> On 8 Mar 1995, Mac Horton wrote:
> > Reply to: RE>>Proposed USDA rule on movement of organisms.
> > alien organisms, such as chestnut blight, malaria, any myiasis, african bees,
> > gypsy moths, imported fire ants, european starlings, english sparrows,
> > domestic pigeons, giant snails, tiger mosquitos, the mongoose into the
> > carribean islands, rabbits or the cane toad into Australia, etc., etc., to
> > have an inkling why this kind of reg is considered. History is replete with
> > all sorts of horror tales about the consequences of the unthinking or poorly
> > researched movement of organisms around the globe.
> What instectory brings in fire ants for sale . Who sells malaria. Who
> is ordering A. bees or giant snails.I think the movements of organisms in
> the U.S. has been ok and imposeing a big tax on those that are doing it
> is uncalled for.
> Did the people that raise benificials insects sell giant snails or tiger
> mosquitos or any of the above to us organic farmers. I don't think so.
> I have not ordered any fire ants lately. >
> I feel the people that are doing the releaseing seem to know what they
> are selling. the folks I buy my benificials from have years of
> experience. I am one of the ones that know the lest and worry the most.
> I don't understand why the new rules are being made . I feel the
> are run by responsable people. They don't just send any old bug out for
> sale . They
> kind of know what they are doing. I think this new law will let you send
> fire ants and most the stuff you mention and not beneficials.It seems to we
> from what I have read they are calling
> benificial insects, pests where as you are calling pests pests. no one is
> selling pests that I know of. Do you as a Profesor in the Entomology
> Dept know of any benificial insect Sold in the U.S.A. to help us farmers
> that has
> turned harmful. So harmful that we have to
> burden the people that are trying to help us with big permit fees. .

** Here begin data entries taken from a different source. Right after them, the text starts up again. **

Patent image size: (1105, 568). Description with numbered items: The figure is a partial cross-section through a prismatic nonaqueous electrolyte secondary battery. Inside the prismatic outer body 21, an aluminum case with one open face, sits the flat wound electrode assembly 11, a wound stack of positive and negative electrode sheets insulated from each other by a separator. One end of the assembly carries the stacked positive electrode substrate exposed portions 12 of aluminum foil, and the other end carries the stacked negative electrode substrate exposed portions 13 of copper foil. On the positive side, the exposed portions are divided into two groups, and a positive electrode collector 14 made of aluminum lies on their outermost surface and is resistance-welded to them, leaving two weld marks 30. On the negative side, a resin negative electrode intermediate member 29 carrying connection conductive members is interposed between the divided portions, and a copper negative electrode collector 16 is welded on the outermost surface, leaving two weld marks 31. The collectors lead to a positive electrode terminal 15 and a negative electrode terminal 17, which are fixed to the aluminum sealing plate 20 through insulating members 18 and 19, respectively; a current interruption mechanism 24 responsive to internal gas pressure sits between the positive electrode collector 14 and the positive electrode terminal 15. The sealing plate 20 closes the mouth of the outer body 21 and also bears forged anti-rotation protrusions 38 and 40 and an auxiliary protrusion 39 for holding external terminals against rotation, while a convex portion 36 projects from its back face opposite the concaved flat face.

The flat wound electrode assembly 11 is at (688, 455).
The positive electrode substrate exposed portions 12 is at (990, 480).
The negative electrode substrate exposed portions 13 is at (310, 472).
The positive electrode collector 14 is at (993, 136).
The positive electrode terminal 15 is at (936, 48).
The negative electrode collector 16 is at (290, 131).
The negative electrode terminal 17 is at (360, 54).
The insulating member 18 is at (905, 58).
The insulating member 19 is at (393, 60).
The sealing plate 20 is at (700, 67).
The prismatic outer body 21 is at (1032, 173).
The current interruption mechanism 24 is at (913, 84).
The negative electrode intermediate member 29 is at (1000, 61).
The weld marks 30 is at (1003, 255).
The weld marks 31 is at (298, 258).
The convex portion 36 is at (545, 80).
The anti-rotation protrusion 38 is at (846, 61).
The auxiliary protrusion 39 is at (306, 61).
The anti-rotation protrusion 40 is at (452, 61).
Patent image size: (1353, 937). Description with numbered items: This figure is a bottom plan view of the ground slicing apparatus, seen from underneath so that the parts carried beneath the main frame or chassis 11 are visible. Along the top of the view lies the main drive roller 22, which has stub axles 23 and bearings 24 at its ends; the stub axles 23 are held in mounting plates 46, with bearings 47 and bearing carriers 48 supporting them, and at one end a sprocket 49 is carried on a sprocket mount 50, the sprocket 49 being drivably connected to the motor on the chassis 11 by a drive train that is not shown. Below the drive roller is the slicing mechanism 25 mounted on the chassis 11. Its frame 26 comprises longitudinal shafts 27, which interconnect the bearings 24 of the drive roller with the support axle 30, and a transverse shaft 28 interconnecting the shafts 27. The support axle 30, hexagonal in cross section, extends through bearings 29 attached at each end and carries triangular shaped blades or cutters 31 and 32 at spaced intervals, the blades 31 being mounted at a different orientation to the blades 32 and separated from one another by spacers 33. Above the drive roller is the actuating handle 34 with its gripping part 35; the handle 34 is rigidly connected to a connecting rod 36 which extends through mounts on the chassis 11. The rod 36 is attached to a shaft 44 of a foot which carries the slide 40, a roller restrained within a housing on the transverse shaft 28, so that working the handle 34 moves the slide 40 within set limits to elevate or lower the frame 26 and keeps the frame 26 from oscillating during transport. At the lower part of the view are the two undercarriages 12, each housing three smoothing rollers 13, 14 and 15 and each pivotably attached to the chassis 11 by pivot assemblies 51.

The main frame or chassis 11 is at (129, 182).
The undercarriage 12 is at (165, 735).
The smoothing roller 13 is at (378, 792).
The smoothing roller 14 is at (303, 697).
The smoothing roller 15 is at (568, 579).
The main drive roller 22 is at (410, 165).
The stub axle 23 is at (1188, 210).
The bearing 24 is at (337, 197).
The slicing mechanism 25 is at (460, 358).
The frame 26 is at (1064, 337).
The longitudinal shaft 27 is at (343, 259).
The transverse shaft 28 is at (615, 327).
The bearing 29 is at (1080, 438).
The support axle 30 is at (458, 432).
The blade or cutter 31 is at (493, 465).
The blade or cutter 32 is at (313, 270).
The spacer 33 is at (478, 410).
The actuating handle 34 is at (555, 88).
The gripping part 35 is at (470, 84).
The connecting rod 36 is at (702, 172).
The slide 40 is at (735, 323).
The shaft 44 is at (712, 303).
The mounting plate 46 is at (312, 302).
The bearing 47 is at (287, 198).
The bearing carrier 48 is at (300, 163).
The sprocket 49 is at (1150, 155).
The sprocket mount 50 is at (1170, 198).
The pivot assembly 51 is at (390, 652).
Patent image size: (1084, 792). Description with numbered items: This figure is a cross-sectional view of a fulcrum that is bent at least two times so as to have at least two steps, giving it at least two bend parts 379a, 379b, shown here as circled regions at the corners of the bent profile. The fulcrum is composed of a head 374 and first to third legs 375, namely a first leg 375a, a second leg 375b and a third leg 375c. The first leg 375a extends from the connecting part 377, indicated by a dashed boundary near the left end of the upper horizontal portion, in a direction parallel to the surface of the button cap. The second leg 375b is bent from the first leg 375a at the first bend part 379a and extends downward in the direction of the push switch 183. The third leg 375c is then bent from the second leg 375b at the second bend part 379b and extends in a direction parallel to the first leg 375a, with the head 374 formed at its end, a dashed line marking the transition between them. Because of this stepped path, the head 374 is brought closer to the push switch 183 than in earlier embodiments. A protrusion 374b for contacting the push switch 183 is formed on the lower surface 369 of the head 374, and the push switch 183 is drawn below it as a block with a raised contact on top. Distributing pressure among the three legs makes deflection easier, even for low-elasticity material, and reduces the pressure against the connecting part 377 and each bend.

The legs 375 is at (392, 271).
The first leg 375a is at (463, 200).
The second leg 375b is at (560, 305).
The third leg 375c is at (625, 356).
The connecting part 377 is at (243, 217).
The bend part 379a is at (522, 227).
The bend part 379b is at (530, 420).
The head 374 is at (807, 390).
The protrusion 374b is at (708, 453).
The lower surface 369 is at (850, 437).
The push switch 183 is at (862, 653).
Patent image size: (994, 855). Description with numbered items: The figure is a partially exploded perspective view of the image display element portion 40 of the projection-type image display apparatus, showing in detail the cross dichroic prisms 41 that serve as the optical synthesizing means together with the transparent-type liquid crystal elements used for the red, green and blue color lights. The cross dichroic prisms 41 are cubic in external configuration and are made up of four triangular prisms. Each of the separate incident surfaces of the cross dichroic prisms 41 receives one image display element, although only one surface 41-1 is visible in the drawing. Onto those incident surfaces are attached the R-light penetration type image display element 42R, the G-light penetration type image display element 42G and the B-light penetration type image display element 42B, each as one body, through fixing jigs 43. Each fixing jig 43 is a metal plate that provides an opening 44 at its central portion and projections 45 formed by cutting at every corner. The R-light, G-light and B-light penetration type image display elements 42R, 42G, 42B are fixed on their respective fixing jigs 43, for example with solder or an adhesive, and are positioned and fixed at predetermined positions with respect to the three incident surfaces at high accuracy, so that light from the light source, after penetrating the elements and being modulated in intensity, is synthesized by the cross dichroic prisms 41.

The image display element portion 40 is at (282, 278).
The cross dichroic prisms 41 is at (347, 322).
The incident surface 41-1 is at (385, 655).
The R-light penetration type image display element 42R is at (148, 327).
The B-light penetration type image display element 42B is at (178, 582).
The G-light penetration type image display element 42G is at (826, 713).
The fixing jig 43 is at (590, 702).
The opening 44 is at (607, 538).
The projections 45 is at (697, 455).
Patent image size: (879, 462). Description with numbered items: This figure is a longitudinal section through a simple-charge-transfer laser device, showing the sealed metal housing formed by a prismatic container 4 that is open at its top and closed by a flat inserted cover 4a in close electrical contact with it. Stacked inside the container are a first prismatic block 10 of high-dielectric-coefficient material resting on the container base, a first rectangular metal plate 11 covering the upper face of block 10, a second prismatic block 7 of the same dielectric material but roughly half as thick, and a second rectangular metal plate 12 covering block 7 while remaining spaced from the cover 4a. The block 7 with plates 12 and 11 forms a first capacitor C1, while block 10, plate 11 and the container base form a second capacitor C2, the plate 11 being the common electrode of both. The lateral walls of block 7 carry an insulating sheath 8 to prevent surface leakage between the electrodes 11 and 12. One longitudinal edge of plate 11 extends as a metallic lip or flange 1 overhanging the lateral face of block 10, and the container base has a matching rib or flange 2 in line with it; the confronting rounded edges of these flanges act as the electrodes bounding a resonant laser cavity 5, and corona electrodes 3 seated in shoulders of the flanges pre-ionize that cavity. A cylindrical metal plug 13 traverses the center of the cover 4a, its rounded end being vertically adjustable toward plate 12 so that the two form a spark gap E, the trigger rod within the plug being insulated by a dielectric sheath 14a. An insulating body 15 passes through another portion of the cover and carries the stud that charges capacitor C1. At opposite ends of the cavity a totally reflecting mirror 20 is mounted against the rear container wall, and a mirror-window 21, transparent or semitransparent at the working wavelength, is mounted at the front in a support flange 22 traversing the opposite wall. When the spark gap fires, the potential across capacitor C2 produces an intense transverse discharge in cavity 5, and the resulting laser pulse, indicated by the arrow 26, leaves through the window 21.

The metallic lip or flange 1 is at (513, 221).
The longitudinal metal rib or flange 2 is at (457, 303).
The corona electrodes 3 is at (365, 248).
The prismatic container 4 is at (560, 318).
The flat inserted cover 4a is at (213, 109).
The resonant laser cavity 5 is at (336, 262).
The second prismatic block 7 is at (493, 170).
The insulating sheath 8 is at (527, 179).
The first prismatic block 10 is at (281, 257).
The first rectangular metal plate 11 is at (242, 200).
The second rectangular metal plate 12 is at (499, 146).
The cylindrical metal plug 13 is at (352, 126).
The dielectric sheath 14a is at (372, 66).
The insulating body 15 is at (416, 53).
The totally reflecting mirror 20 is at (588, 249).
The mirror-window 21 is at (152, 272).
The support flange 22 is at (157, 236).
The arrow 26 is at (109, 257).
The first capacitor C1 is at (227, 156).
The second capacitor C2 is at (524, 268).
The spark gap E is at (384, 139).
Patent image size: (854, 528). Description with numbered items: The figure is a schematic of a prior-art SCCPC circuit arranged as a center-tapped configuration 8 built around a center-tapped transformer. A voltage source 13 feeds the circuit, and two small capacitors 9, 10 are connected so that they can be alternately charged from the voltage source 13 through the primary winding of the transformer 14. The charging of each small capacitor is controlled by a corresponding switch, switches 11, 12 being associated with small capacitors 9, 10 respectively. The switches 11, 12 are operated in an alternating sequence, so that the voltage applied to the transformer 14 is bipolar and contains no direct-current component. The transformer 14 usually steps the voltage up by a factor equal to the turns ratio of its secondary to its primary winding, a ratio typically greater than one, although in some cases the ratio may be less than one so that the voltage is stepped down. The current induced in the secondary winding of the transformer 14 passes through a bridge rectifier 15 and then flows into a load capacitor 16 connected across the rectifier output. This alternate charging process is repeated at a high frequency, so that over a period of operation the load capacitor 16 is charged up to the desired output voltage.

> I talking about known helpful life . Every time I order some living
> helpful organizem I get a pice of paper with it telling me usually its
> life cycle how it may help me and a little about the benificial. You
> can't blame these guys for all those bad things your talking about.They are
> selling and
> raising know benificials. Da not someting harmful but someting good. If
> something is harmful yeah I say ok this is harmful
> you cannot release or you have to get a permit but I can't
> understand if something is
> helpful why people have to pay so much in permits for helpful things.
> It will just make it very very hard to get something good and we will
> have to use chemical poison instead. A lot of us would like to get away
> from using pestisides.
I am strongly in favor of biological pest control, however, I have
to mention that some creatures that were introduced (i.e. carp, and
I think kudzu) were considered "beneficial" at the time. "Beneficial
is a relative not an absolute term, to whom, when, and in what context
need to be determined. Part of the problem is that we don't have
very good ways of determining *in advance* what the effect of an
introduction of a new species is going to be. We don't know what
combination of charactersitics in the environment and the introduced
species leads some species to "break out" and become problems while
most simply perish. This was the primary argument against the
release of genetically engineered organisms into the environment, i.e.
that we had no good way to predict what would happen.
Now at the moment we have a body of evidence that suggests that
certain repeated introductions are not harmfull, i.e. in the
sense of something getting out of control. This does not prove
that further introductions in the same areas will be harmless or
that the introduction of the same species in other locations
will be harmless either. So we are left with the problem that
actually trying to discriminate between safe and potentially
dangerous introductions before hand is so onoriously expensive
as to make the use of beneficial organisms impossible in many
instances, while not making such a determination includes the
risk of severe long-term damage.
I tend to come down on the side of:
*Grandfathering in introductions that have happened before, i.e.
reintroducing species A at location B where a has been released
*Setting some fairly lenient standards for introductions of
organisms that have been safely introduced in many other areas
over long time periods (BT, Rhizobium, iquneumid(sp?) wasps).
*Closely scrutinizing introductions of a new (previously
untried) organism into a new environment.